Я плачу. И продолжаю махать ей.
Часть II
Бутерброды с В. Гуде
Я в «Бломе» с В. Гуде. Минеральная вода, кофе и бутерброды с креветками. Странная комбинация. А вот далеко на Севере люди пьют кофе с чем угодно. На В. Гуде белая рубашка и бабочка. Голова венчает длинную шею. Взгляд страуса из-за очков бегает по сторонам. Старый спринтер. Он всегда приходит к цели раньше других.
— Устрой мне турне по Северной Норвегии, — прошу я.
— Лондон. Мюнхен. Париж, — отвечает он.
— Мехами, Киркенес и Пасвик, — говорю я.
Теперь он настораживается:
— Ты шутишь?
— Нет, я говорю серьезно.
— Но ты знаешь, что в предстоящем сезоне должен играть Брамса с Филармоническим оркестром?
— Я буду играть Рахманинова.
— О Рахманинове не было разговора. Мы с Сельмой все решили. Мы знаем, что для тебя лучше.

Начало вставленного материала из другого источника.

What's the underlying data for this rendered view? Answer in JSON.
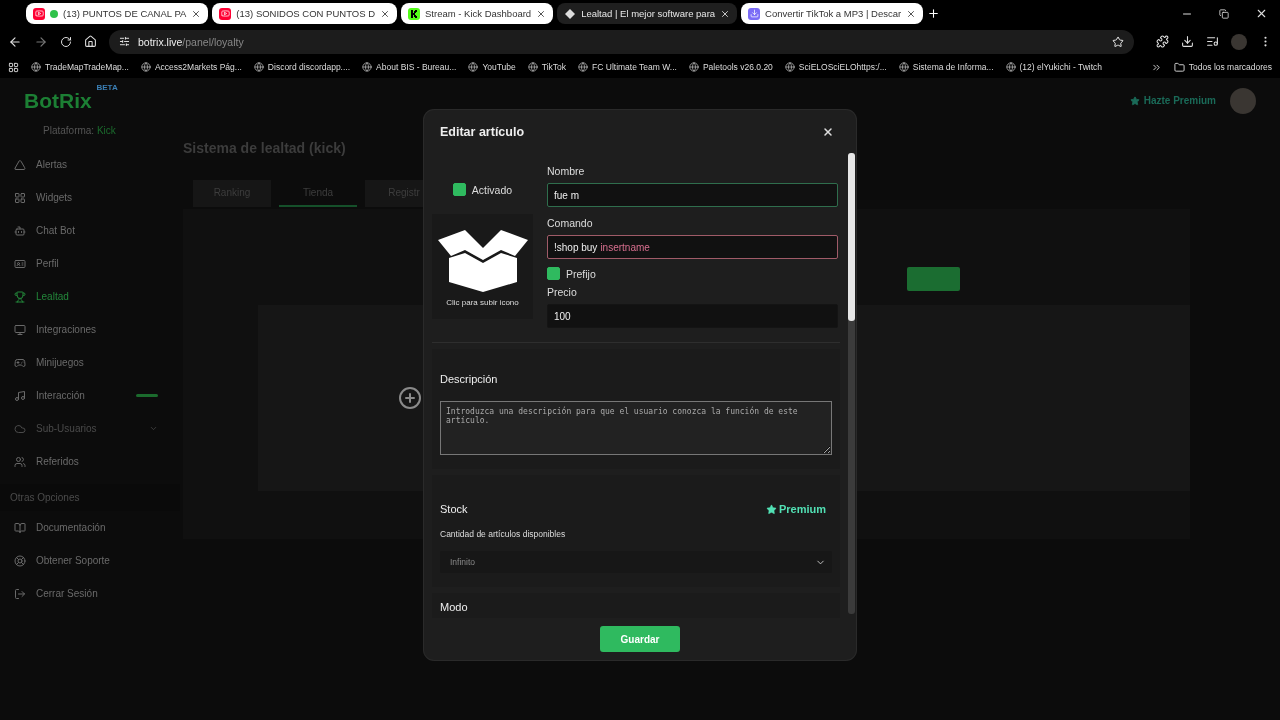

— Для меня лучше Северная Норвегия, — говорю я. — Возможно, я там останусь. Возможно, там я смогу спокойно работать.
В. Гуде не сводит с меня огорченных глаз.
— Что случилось? — спрашивает он.
— Я порвал с Сельмой.
— Ты сам не понимаешь, что делаешь, — шипит он, но глаза продолжают бегать по сторонам.
— Она знает, что больше ничему не может меня научить. И все равно, верная себе, хочет распоряжаться моей жизнью.
— С этим я ничего не могу поделать, — бормочет он и пожимает плечами.
— Но ты в меня веришь или нет? — спрашиваю я. — Мне приснилось, будто ты сказал, что я должен играть Рахманинова. А я верю в сны.